Hostess, which filed for bankruptcy last year and began liquidating its assets in November, announced that it has accepted the latest stalking-horse bid worth $410 million for the purchase of its snack cake brands, bringing the total amount of stalking-horse bids for its bakery brands up to $858 million. The bids establish a floor where bidding will begin at a February 28 auction when the bankrupt company’s brands and assets will be put up for sale.
C. Dean Metropoulos & Co. and Apollo Global Management joined together to submit the snack cake bid. The bid is a proposed price for brands such as Twinkies and Dolly Madison and five bakeries where the products were made.
C. Dean Metropoulos & Co. has bought other famous but troubled brands including Pabst Brewing Co. and successfully turned them around.
“We share these bidders’ goal of quickly restoring Twinkies®, CupCakes®, Ding Dongs® and Ho Hos®, among others, to shelves across America, and view new, serious ownership as a necessity for building a sustainable model for these brands moving forward,” said David Durkee, president of BCTGM, a union representing 5,000 Hostess bakery workers. “The BCTGM looks forward to the opportunity to work together productively and is now engaging with bidders who recognize the value that we can bring to an ongoing business.”
Previously, Hostess had accepted a $360 million bid from Flowers Food, Inc. for Wonder Bread, Butternut, and other bread brands and 20 bakeries where they were made. Two other companies made successful stalking-horse bids on other lesser known Hostess brands.
The $858 million stalking-horse bids are almost twice as high as a 2011 estimate of the company’s worth.
Hostess went out of business in November after BCTGM members went on strike.
Before the strike, members overwhelmingly rejected the company’s take-or-leave-it final contract offer that cut wages by 27 percent over five years, increased worker health care expenses, reduced health care benefits, and did not restore pension contributions.
The media has dutifully reported that the strike caused Hostess to go out of business and lay off 18,000 workers, but Mike Hummel, a member of BCTGM Local 218 and a 14-year Hostess employee, tells a different story in a video entitled, “Inside the Hostess Bankery: Who Keeps the Dough.”
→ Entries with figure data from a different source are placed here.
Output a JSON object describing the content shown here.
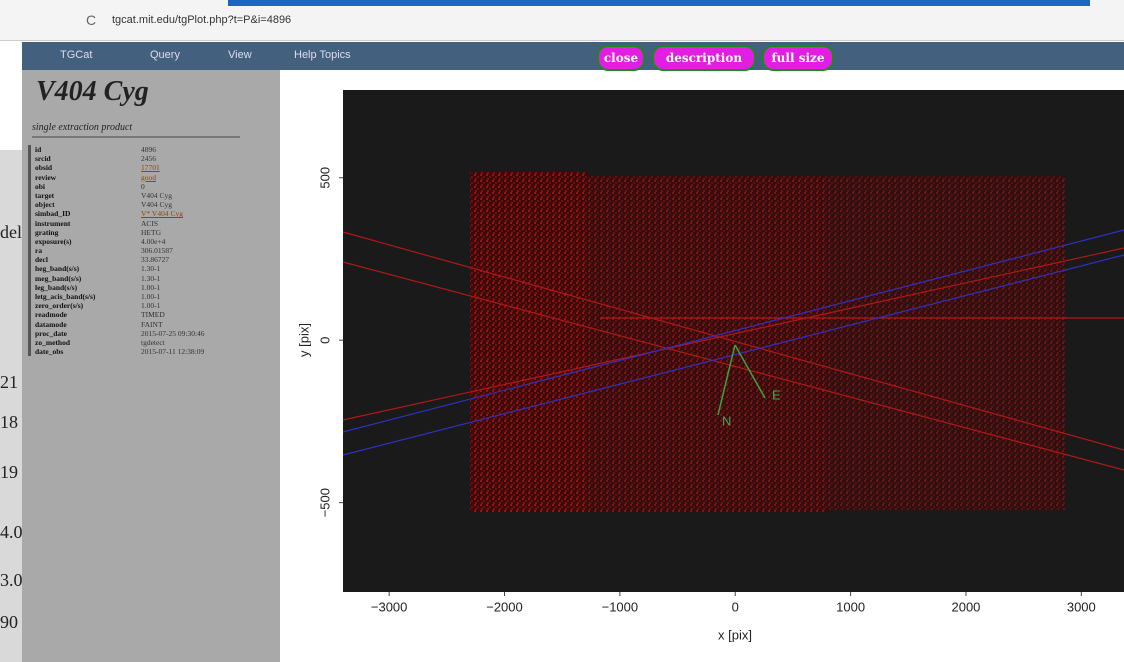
{
  "browser": {
    "url": "tgcat.mit.edu/tgPlot.php?t=P&i=4896"
  },
  "nav": {
    "items": [
      "TGCat",
      "Query",
      "View",
      "Help Topics"
    ],
    "buttons": [
      "close",
      "description",
      "full size"
    ]
  },
  "sidebar": {
    "title": "V404 Cyg",
    "subtitle": "single extraction product",
    "rows": [
      [
        "id",
        "4896"
      ],
      [
        "srcid",
        "2456"
      ],
      [
        "obsid",
        "17701"
      ],
      [
        "review",
        "good"
      ],
      [
        "obi",
        "0"
      ],
      [
        "target",
        "V404 Cyg"
      ],
      [
        "object",
        "V404 Cyg"
      ],
      [
        "simbad_ID",
        "V* V404 Cyg"
      ],
      [
        "instrument",
        "ACIS"
      ],
      [
        "grating",
        "HETG"
      ],
      [
        "exposure(s)",
        "4.00e+4"
      ],
      [
        "ra",
        "306.01587"
      ],
      [
        "decl",
        "33.86727"
      ],
      [
        "heg_band(s/s)",
        "1.30-1"
      ],
      [
        "meg_band(s/s)",
        "1.30-1"
      ],
      [
        "leg_band(s/s)",
        "1.00-1"
      ],
      [
        "letg_acis_band(s/s)",
        "1.00-1"
      ],
      [
        "zero_order(s/s)",
        "1.00-1"
      ],
      [
        "readmode",
        "TIMED"
      ],
      [
        "datamode",
        "FAINT"
      ],
      [
        "proc_date",
        "2015-07-25 09:30:46"
      ],
      [
        "zo_method",
        "tgdetect"
      ],
      [
        "date_obs",
        "2015-07-11 12:38:09"
      ]
    ]
  },
  "background_fragments": [
    "del",
    "21",
    "18",
    "19",
    "4.0",
    "3.0",
    "90"
  ],
  "plot": {
    "x_label": "x [pix]",
    "y_label": "y [pix]",
    "xlim": [
      -3400,
      3370
    ],
    "ylim": [
      -775,
      770
    ],
    "xticks": [
      {
        "value": -3000,
        "label": "−3000"
      },
      {
        "value": -2000,
        "label": "−2000"
      },
      {
        "value": -1000,
        "label": "−1000"
      },
      0,
      1000,
      2000,
      3000
    ],
    "yticks": [
      {
        "value": -500,
        "label": "−500"
      },
      0,
      500
    ],
    "compass": {
      "north": "N",
      "east": "E"
    }
  }
}
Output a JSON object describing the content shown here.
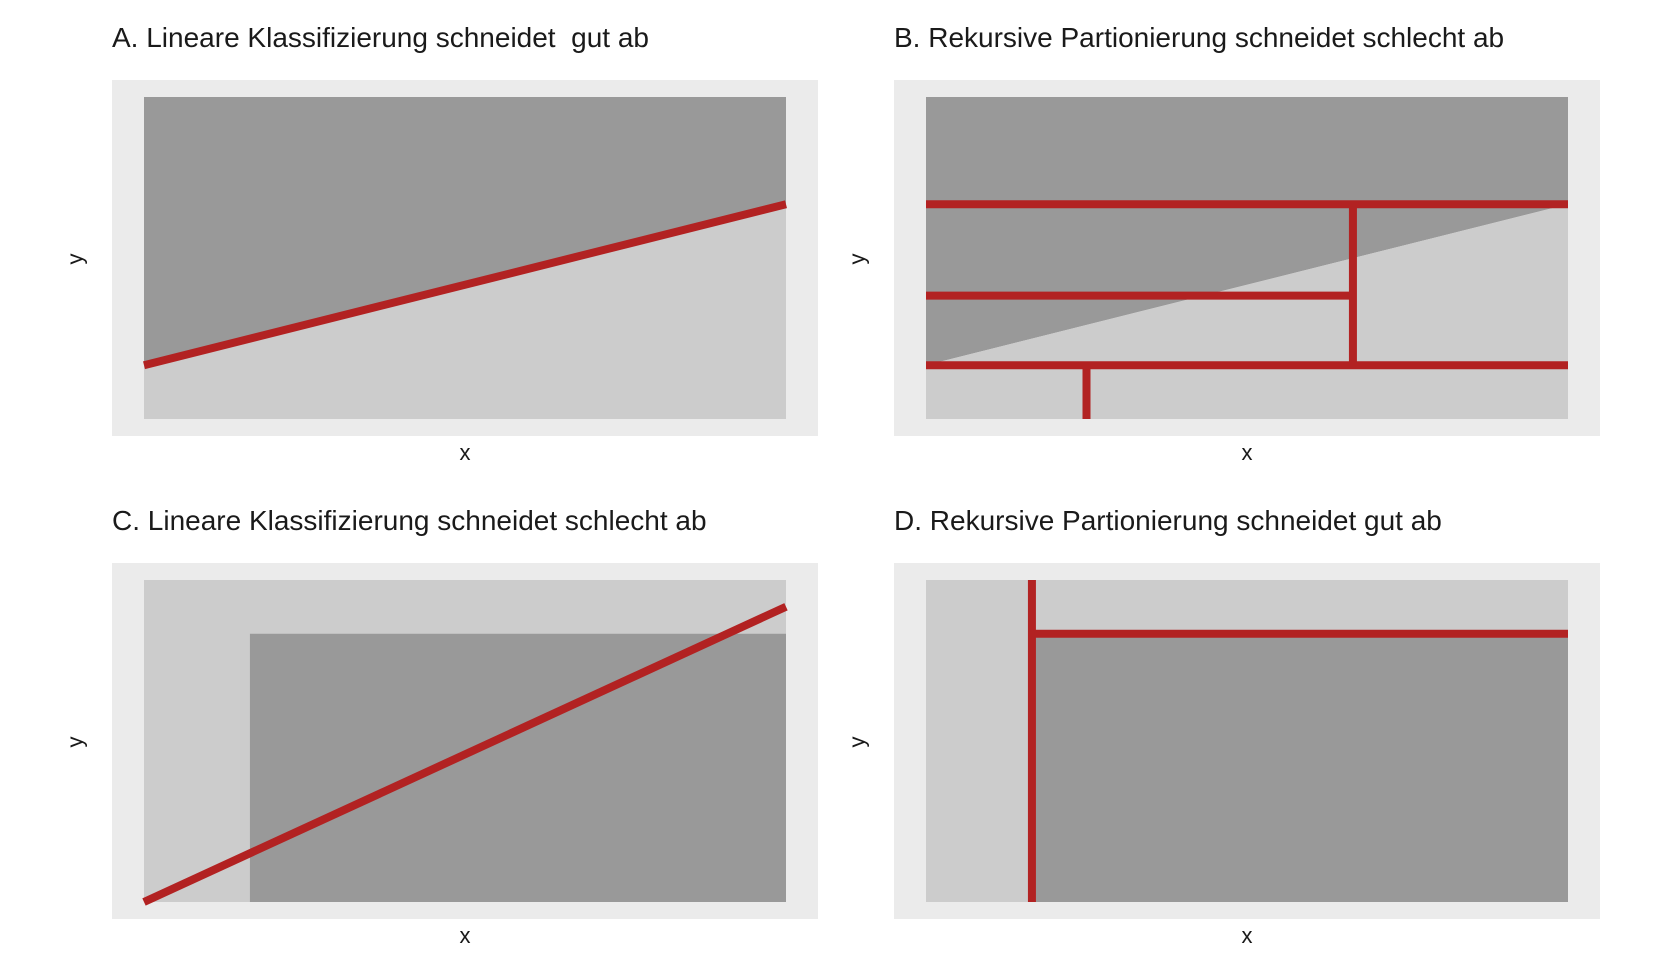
{
  "colors": {
    "dark": "#999999",
    "light": "#cccccc",
    "panel_bg": "#ebebeb",
    "boundary": "#b22222"
  },
  "panels": [
    {
      "title": "A. Lineare Klassifizierung schneidet  gut ab",
      "xlabel": "x",
      "ylabel": "y",
      "regions": [
        {
          "shade": "dark",
          "points": [
            [
              0,
              0
            ],
            [
              1,
              0
            ],
            [
              1,
              0.333
            ],
            [
              0,
              0.833
            ]
          ]
        },
        {
          "shade": "light",
          "points": [
            [
              0,
              0.833
            ],
            [
              1,
              0.333
            ],
            [
              1,
              1
            ],
            [
              0,
              1
            ]
          ]
        }
      ],
      "boundaries": [
        {
          "from": [
            0,
            0.833
          ],
          "to": [
            1,
            0.333
          ]
        }
      ]
    },
    {
      "title": "B. Rekursive Partionierung schneidet schlecht ab",
      "xlabel": "x",
      "ylabel": "y",
      "regions": [
        {
          "shade": "dark",
          "points": [
            [
              0,
              0
            ],
            [
              1,
              0
            ],
            [
              1,
              0.333
            ],
            [
              0,
              0.833
            ]
          ]
        },
        {
          "shade": "light",
          "points": [
            [
              0,
              0.833
            ],
            [
              1,
              0.333
            ],
            [
              1,
              1
            ],
            [
              0,
              1
            ]
          ]
        }
      ],
      "boundaries": [
        {
          "from": [
            0,
            0.333
          ],
          "to": [
            1,
            0.333
          ]
        },
        {
          "from": [
            0,
            0.617
          ],
          "to": [
            0.665,
            0.617
          ]
        },
        {
          "from": [
            0.665,
            0.333
          ],
          "to": [
            0.665,
            0.833
          ]
        },
        {
          "from": [
            0,
            0.833
          ],
          "to": [
            1,
            0.833
          ]
        },
        {
          "from": [
            0.25,
            0.833
          ],
          "to": [
            0.25,
            1
          ]
        }
      ]
    },
    {
      "title": "C. Lineare Klassifizierung schneidet schlecht ab",
      "xlabel": "x",
      "ylabel": "y",
      "regions": [
        {
          "shade": "light",
          "points": [
            [
              0,
              0
            ],
            [
              1,
              0
            ],
            [
              1,
              1
            ],
            [
              0,
              1
            ]
          ]
        },
        {
          "shade": "dark",
          "points": [
            [
              0.165,
              0.167
            ],
            [
              1,
              0.167
            ],
            [
              1,
              1
            ],
            [
              0.165,
              1
            ]
          ]
        }
      ],
      "boundaries": [
        {
          "from": [
            0,
            1
          ],
          "to": [
            1,
            0.083
          ]
        }
      ]
    },
    {
      "title": "D. Rekursive Partionierung schneidet gut ab",
      "xlabel": "x",
      "ylabel": "y",
      "regions": [
        {
          "shade": "light",
          "points": [
            [
              0,
              0
            ],
            [
              1,
              0
            ],
            [
              1,
              1
            ],
            [
              0,
              1
            ]
          ]
        },
        {
          "shade": "dark",
          "points": [
            [
              0.165,
              0.167
            ],
            [
              1,
              0.167
            ],
            [
              1,
              1
            ],
            [
              0.165,
              1
            ]
          ]
        }
      ],
      "boundaries": [
        {
          "from": [
            0.165,
            0
          ],
          "to": [
            0.165,
            1
          ]
        },
        {
          "from": [
            0.165,
            0.167
          ],
          "to": [
            1,
            0.167
          ]
        }
      ]
    }
  ]
}
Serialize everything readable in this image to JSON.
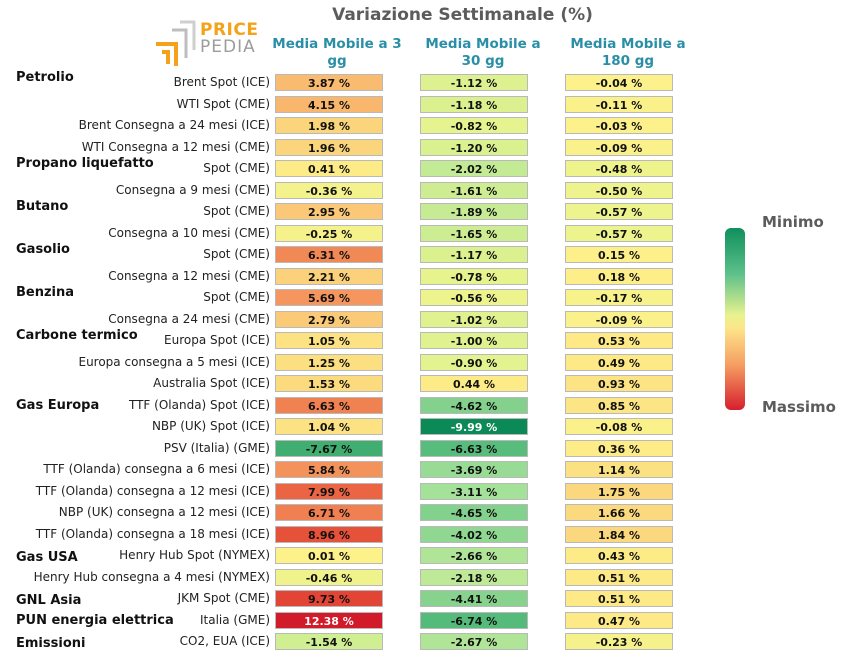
{
  "title": "Variazione Settimanale (%)",
  "logo": {
    "line1": "PRICE",
    "line2": "PEDIA"
  },
  "columns": [
    "Media Mobile a 3 gg",
    "Media Mobile a 30 gg",
    "Media Mobile a 180 gg"
  ],
  "legend": {
    "min_label": "Minimo",
    "max_label": "Massimo",
    "min_color": "#0e8f5d",
    "max_color": "#d61f2e"
  },
  "groups": [
    {
      "label": "Petrolio",
      "row": 0
    },
    {
      "label": "Propano liquefatto",
      "row": 4
    },
    {
      "label": "Butano",
      "row": 6
    },
    {
      "label": "Gasolio",
      "row": 8
    },
    {
      "label": "Benzina",
      "row": 10
    },
    {
      "label": "Carbone termico",
      "row": 12
    },
    {
      "label": "Gas Europa",
      "row": 15
    },
    {
      "label": "Gas USA",
      "row": 22
    },
    {
      "label": "GNL Asia",
      "row": 24
    },
    {
      "label": "PUN energia elettrica",
      "row": 25
    },
    {
      "label": "Emissioni",
      "row": 26
    }
  ],
  "chart_data": {
    "type": "heatmap",
    "title": "Variazione Settimanale (%)",
    "columns": [
      "Media Mobile a 3 gg",
      "Media Mobile a 30 gg",
      "Media Mobile a 180 gg"
    ],
    "rows": [
      {
        "label": "Brent Spot (ICE)",
        "values": [
          3.87,
          -1.12,
          -0.04
        ],
        "text": [
          "3.87 %",
          "-1.12 %",
          "-0.04 %"
        ]
      },
      {
        "label": "WTI Spot (CME)",
        "values": [
          4.15,
          -1.18,
          -0.11
        ],
        "text": [
          "4.15 %",
          "-1.18 %",
          "-0.11 %"
        ]
      },
      {
        "label": "Brent Consegna a 24 mesi (ICE)",
        "values": [
          1.98,
          -0.82,
          -0.03
        ],
        "text": [
          "1.98 %",
          "-0.82 %",
          "-0.03 %"
        ]
      },
      {
        "label": "WTI Consegna a 12 mesi (CME)",
        "values": [
          1.96,
          -1.2,
          -0.09
        ],
        "text": [
          "1.96 %",
          "-1.20 %",
          "-0.09 %"
        ]
      },
      {
        "label": "Spot (CME)",
        "values": [
          0.41,
          -2.02,
          -0.48
        ],
        "text": [
          "0.41 %",
          "-2.02 %",
          "-0.48 %"
        ]
      },
      {
        "label": "Consegna a 9 mesi (CME)",
        "values": [
          -0.36,
          -1.61,
          -0.5
        ],
        "text": [
          "-0.36 %",
          "-1.61 %",
          "-0.50 %"
        ]
      },
      {
        "label": "Spot (CME)",
        "values": [
          2.95,
          -1.89,
          -0.57
        ],
        "text": [
          "2.95 %",
          "-1.89 %",
          "-0.57 %"
        ]
      },
      {
        "label": "Consegna a 10 mesi (CME)",
        "values": [
          -0.25,
          -1.65,
          -0.57
        ],
        "text": [
          "-0.25 %",
          "-1.65 %",
          "-0.57 %"
        ]
      },
      {
        "label": "Spot (CME)",
        "values": [
          6.31,
          -1.17,
          0.15
        ],
        "text": [
          "6.31 %",
          "-1.17 %",
          "0.15 %"
        ]
      },
      {
        "label": "Consegna a 12 mesi (CME)",
        "values": [
          2.21,
          -0.78,
          0.18
        ],
        "text": [
          "2.21 %",
          "-0.78 %",
          "0.18 %"
        ]
      },
      {
        "label": "Spot (CME)",
        "values": [
          5.69,
          -0.56,
          -0.17
        ],
        "text": [
          "5.69 %",
          "-0.56 %",
          "-0.17 %"
        ]
      },
      {
        "label": "Consegna a 24 mesi (CME)",
        "values": [
          2.79,
          -1.02,
          -0.09
        ],
        "text": [
          "2.79 %",
          "-1.02 %",
          "-0.09 %"
        ]
      },
      {
        "label": "Europa Spot (ICE)",
        "values": [
          1.05,
          -1.0,
          0.53
        ],
        "text": [
          "1.05 %",
          "-1.00 %",
          "0.53 %"
        ]
      },
      {
        "label": "Europa consegna a 5 mesi (ICE)",
        "values": [
          1.25,
          -0.9,
          0.49
        ],
        "text": [
          "1.25 %",
          "-0.90 %",
          "0.49 %"
        ]
      },
      {
        "label": "Australia Spot (ICE)",
        "values": [
          1.53,
          0.44,
          0.93
        ],
        "text": [
          "1.53 %",
          "0.44 %",
          "0.93 %"
        ]
      },
      {
        "label": "TTF (Olanda) Spot (ICE)",
        "values": [
          6.63,
          -4.62,
          0.85
        ],
        "text": [
          "6.63 %",
          "-4.62 %",
          "0.85 %"
        ]
      },
      {
        "label": "NBP (UK) Spot (ICE)",
        "values": [
          1.04,
          -9.99,
          -0.08
        ],
        "text": [
          "1.04 %",
          "-9.99 %",
          "-0.08 %"
        ]
      },
      {
        "label": "PSV (Italia) (GME)",
        "values": [
          -7.67,
          -6.63,
          0.36
        ],
        "text": [
          "-7.67 %",
          "-6.63 %",
          "0.36 %"
        ]
      },
      {
        "label": "TTF (Olanda) consegna a 6 mesi (ICE)",
        "values": [
          5.84,
          -3.69,
          1.14
        ],
        "text": [
          "5.84 %",
          "-3.69 %",
          "1.14 %"
        ]
      },
      {
        "label": "TTF (Olanda) consegna a 12 mesi (ICE)",
        "values": [
          7.99,
          -3.11,
          1.75
        ],
        "text": [
          "7.99 %",
          "-3.11 %",
          "1.75 %"
        ]
      },
      {
        "label": "NBP (UK) consegna a 12 mesi (ICE)",
        "values": [
          6.71,
          -4.65,
          1.66
        ],
        "text": [
          "6.71 %",
          "-4.65 %",
          "1.66 %"
        ]
      },
      {
        "label": "TTF (Olanda) consegna a 18 mesi (ICE)",
        "values": [
          8.96,
          -4.02,
          1.84
        ],
        "text": [
          "8.96 %",
          "-4.02 %",
          "1.84 %"
        ]
      },
      {
        "label": "Henry Hub Spot (NYMEX)",
        "values": [
          0.01,
          -2.66,
          0.43
        ],
        "text": [
          "0.01 %",
          "-2.66 %",
          "0.43 %"
        ]
      },
      {
        "label": "Henry Hub consegna a 4 mesi (NYMEX)",
        "values": [
          -0.46,
          -2.18,
          0.51
        ],
        "text": [
          "-0.46 %",
          "-2.18 %",
          "0.51 %"
        ]
      },
      {
        "label": "JKM Spot (CME)",
        "values": [
          9.73,
          -4.41,
          0.51
        ],
        "text": [
          "9.73 %",
          "-4.41 %",
          "0.51 %"
        ]
      },
      {
        "label": "Italia (GME)",
        "values": [
          12.38,
          -6.74,
          0.47
        ],
        "text": [
          "12.38 %",
          "-6.74 %",
          "0.47 %"
        ]
      },
      {
        "label": "CO2, EUA (ICE)",
        "values": [
          -1.54,
          -2.67,
          -0.23
        ],
        "text": [
          "-1.54 %",
          "-2.67 %",
          "-0.23 %"
        ]
      }
    ],
    "color_scale": {
      "min_color": "#0e8f5d",
      "mid_color": "#fef08f",
      "max_color": "#d61f2e"
    }
  }
}
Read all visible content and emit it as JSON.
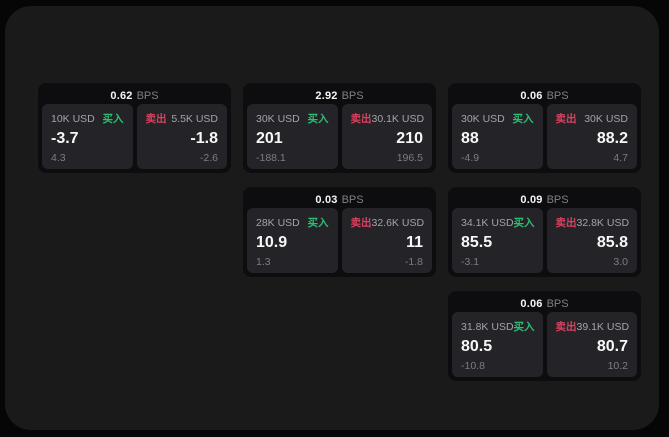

According to Hummel, the three private equity firms that own Hostess purposely provoked the strike by making a lowball final last best offer, which they knew BCTGM members could not accept. They then used the strike as an excuse to liquidate the company and sell off its assets.
The sale, says Hummel, will turn a nice profit for the private equity firms.
Ripplewood Holdings, Silver Point Capital, and Monarch Alternative Capital bought Hostess in 2009 after the company filed for bankruptcy for the first time. As part of the deal, the new owners asked Hostess union workers to make contract concessions estimated to be worth $110 million.
The new owners said that they would use money saved by the concessions to modernize the bakeries and make Hostess products competitive.
Among other concessions, workers agreed to allow the owners to deduct $10 a week per worker from worker paychecks. The deductions would be used to fund infrastructure improvements at the bakeries.
But according to the workers interviewed by Hummel, those investments never took place.
The CEO gave himself and other executive raises and bonuses, then blamed the workers for the bankruptcy, said Kenneth, a Local 218 member. “I feel if they were going to do something like that, they should put it on the fact that they didn’t spend money on equipment that we were working with because a lot of equipment was breaking down and needing repairs,” he said. “The money they stuck in their pockets should have been money that they should have invested in the company.”
Other workers interviewed by Hummel tell a similar story. Workers constantly had to make do with broken and antiquated equipment and few if any of the promised modernizations ever got off the ground.
In addition to not keeping their promise to invest in the company, the new owners decided to keep workers’ money that was supposed to be used to fund pensions.
Under terms of the old contract, BCTGM members’ compensation package includes $4.25 per hour per worker that went to the workers’ pension fund, which pays for a pension, retiree insurance, and a death benefit. But in August 2011, Hostess stopped sending that $4.25 an hour to the pension plan and instead kept it. Some of that money was used to pay executive bonuses and raises.
“They stole $50 million from our pension,” Hummel said.
The company owners have never returned this money, and the bankruptcy court has ruled that they don’t have to.
According to Hummel, the theft of their pension and the new owners’ broken promise to invest in the company made BCTGM members wary of making more sacrifices, and that’s what led to the company’s demise.